Water utilities face many challenges, whether it is pressures to adopt new technologies with shrinking resources, aging infrastructure or obsolete technology. To succeed in this environment, a utility’s approach to their Supervisory Control and Data Acquisition (SCADA) system is critical.
The conventional thinking about SCADA is that the technology is a closed system that will be used for 15 to 20 years until it needs to be replaced, said Kent Melville, sales engineering manager at Inductive Automation. Requirements inevitably change, however, and utilities often look for short-term, budget-friendly fixes. This can lead to haphazard add-on technologies and hardware from multiple vendors, often resulting in expensive, long-term consequences.
“What might have been a really fast, cohesive system at the beginning, by the end is so convoluted with all this different hardware that it's impossible to maintain,” Melville said. The utility then needs to replace the SCADA system, and the process starts over again.
Instead of using a rip-and-replace approach with short-term solutions in between, Melville recommends a sustainable architecture that enables the SCADA systems to adapt and grow over time. Through the five incremental steps below, utilities can save time and money while improving uptime and reliability.
Step 1: Collecting data from remote sites more efficiently
The first step toward a more sustainable SCADA system is to set a standard protocol for PLCs. By choosing equipment that supports a certain protocol, everything can speak the same protocol, and software can swap in more easily. To ensure flexibility, Melville recommends an open protocol like OPC, MQTT or Modbus, rather than a proprietary protocol.
In addition to choosing a new standard protocol, address issues like bandwidth, latency, and connection that can impact data collection from remote sites. Melville strongly recommends installing edge devices at remote sites to poll locally and report by exception. That way, data is not lost when the network goes down, because it can buffer data that is polling locally.
Step 2: Saving time and money with a server-centric architecture
A sustainable SCADA system should have a server-centric architecture, Melville said. Rather than maintaining many installs across many machines, a server-centric system only requires that software be installed on a centralized server. Since all data collection and visualization go through that server, it is a single point of failure, so redundancy is key to maintain uptime in the event of a server failure.
A big feature of server-centric architecture is the licensing possibilities they present, with the system being licensed by the server and unlimited for everything else. There are currently multiple options for SCADA systems that are licensed by the server. Melville recommends you speak with your SCADA provider to get a system that will meet specific sizing needs.

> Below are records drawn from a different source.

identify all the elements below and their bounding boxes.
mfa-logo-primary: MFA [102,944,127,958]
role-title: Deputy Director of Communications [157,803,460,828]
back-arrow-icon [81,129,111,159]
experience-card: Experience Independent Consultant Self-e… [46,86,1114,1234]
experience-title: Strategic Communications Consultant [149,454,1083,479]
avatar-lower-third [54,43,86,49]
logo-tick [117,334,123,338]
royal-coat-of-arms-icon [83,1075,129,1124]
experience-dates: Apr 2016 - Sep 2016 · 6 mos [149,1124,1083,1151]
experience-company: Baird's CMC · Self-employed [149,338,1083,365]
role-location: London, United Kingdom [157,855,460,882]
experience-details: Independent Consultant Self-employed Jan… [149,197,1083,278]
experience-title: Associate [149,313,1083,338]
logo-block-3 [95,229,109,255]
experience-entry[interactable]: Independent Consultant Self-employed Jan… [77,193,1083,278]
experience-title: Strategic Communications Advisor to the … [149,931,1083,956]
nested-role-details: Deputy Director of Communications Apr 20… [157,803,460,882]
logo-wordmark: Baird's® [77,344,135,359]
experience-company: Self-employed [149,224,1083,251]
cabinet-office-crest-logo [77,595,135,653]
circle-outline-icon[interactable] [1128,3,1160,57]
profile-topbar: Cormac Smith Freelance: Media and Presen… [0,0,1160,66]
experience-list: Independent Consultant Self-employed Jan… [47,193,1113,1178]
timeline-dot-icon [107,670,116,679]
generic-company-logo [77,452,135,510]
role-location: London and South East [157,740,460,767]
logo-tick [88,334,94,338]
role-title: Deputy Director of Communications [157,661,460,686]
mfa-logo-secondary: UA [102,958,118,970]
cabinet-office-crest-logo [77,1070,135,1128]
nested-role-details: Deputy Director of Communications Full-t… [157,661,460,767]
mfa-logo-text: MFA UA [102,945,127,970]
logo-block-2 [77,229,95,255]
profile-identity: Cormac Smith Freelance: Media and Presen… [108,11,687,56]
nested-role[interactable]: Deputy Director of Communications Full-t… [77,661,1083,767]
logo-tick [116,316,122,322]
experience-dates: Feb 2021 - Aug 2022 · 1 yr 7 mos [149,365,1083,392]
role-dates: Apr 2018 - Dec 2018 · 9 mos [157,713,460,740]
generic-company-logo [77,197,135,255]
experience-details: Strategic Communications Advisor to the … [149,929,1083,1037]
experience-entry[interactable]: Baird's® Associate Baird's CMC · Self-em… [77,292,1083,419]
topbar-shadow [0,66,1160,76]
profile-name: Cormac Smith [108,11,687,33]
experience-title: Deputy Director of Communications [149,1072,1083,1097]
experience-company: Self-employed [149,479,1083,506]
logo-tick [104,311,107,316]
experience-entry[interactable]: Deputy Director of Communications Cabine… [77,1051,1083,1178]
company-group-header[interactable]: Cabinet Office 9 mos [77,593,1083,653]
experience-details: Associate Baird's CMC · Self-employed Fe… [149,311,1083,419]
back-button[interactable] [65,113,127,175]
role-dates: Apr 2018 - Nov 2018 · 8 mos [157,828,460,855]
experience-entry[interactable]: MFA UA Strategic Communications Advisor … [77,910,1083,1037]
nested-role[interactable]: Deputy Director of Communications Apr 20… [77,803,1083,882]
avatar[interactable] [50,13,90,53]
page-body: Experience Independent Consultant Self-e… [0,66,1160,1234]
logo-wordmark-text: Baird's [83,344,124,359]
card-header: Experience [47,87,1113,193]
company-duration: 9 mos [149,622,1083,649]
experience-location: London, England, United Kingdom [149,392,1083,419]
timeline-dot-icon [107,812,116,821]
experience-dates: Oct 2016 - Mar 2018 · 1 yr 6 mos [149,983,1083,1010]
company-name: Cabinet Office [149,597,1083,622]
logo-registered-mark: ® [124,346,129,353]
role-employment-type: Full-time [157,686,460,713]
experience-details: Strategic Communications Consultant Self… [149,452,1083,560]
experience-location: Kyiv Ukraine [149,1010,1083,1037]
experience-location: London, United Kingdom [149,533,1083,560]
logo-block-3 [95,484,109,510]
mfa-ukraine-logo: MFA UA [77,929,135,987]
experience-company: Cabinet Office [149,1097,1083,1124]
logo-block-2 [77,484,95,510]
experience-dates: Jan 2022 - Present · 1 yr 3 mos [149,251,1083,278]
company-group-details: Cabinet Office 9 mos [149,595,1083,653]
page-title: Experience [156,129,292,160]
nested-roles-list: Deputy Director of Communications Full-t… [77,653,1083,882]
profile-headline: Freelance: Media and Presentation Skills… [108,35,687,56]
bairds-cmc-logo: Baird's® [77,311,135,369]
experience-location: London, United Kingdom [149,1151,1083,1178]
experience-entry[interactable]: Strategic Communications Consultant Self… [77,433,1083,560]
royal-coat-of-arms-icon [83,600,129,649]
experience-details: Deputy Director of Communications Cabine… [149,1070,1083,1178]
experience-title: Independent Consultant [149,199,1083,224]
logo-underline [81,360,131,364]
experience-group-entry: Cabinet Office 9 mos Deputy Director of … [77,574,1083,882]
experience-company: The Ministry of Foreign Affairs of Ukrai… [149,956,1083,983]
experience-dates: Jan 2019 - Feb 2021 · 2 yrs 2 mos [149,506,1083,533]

Step 3: Avoiding upgrade headaches with cross-platform SCADA
Traditional SCADA systems that are tied to specific operating systems can cause challenges for utilities when these versions reach their eventual end of life and force organizations to make costly upgrades.
To avoid this issue, Melville recommends leveraging a SCADA system that is fully cross-platform. The system can then run on Linux, Mac or on any version of Windows. “In a sustainable SCADA architecture, the OS and the SCADA should both be able to be upgraded independently,” Melville said.
To achieve this, Melville said, leverage newer versions of .NET, Java or other programming languages that are cross-platform out of the gate. “Then they’re running in a virtualized environment on the computer rather than running directly against the iOS,” he said. “With each version of the iOS that comes out, they’re already doing testing on their side to make sure that the virtualized environment is still consistent and compatible with the programming language that’s being used behind the scenes. Since it’s running against the virtualized environment rather than the actual OLS, now you’ve got some more flexibility, and so things don’t break as much.”
Step 4: Getting more data with IIoT
The Industrial Internet of Things (IIoT) is all about how you get your data. Getting large amounts of data from remote sites connected over radio, satellite or cellular requires a lightweight protocol. That’s where MQTT comes in, Melville said.
By using edge devices, the system can publish data with MQTT, an ultralight protocol that has only a two-byte overhead. MQTT is very secure and uses a pub/sub protocol that publishes by exception. It also uses the Sparkplug specification for store-and-forward and auto-discovery of tags.
Centrally it requires an MQTT broker, where data is published and then line-of-business applications (including SCADA) can subscribe to it. The result is really powerful, Melville said, since you can decouple your data backbone from your applications.
“If your SCADA system gets replaced, gets swapped out, or any other application gets swapped out, you didn't break your chain of that data backbone, because you once again decoupled your infrastructure from your applications,” Melville said.
Step 5: Sustaining your system with alarming and reporting tools
A sustainable SCADA approach requires a quick response when something goes wrong. The best notification is a text message or phone call, since staff can be notified immediately whether they are on-site or at home. Melville also recommends an alarm pipeline that elevates notifications if alarms are not responded to in a specific timeframe.
Reporting efficiency is also an important key. Many organizations still utilize manual reporting of data, which can be rife with human error, Melville said.
Automatic reporting reduces errors and allows you to receive reports immediately, saving time. Organizations can still perform manual checks to ensure the machines are collecting data correctly. However, if an organization chooses this path, Melville recommends having staff use a tablet where they can directly input data into the system instead of writing information down and transferring the information to reduce the number of steps in the process.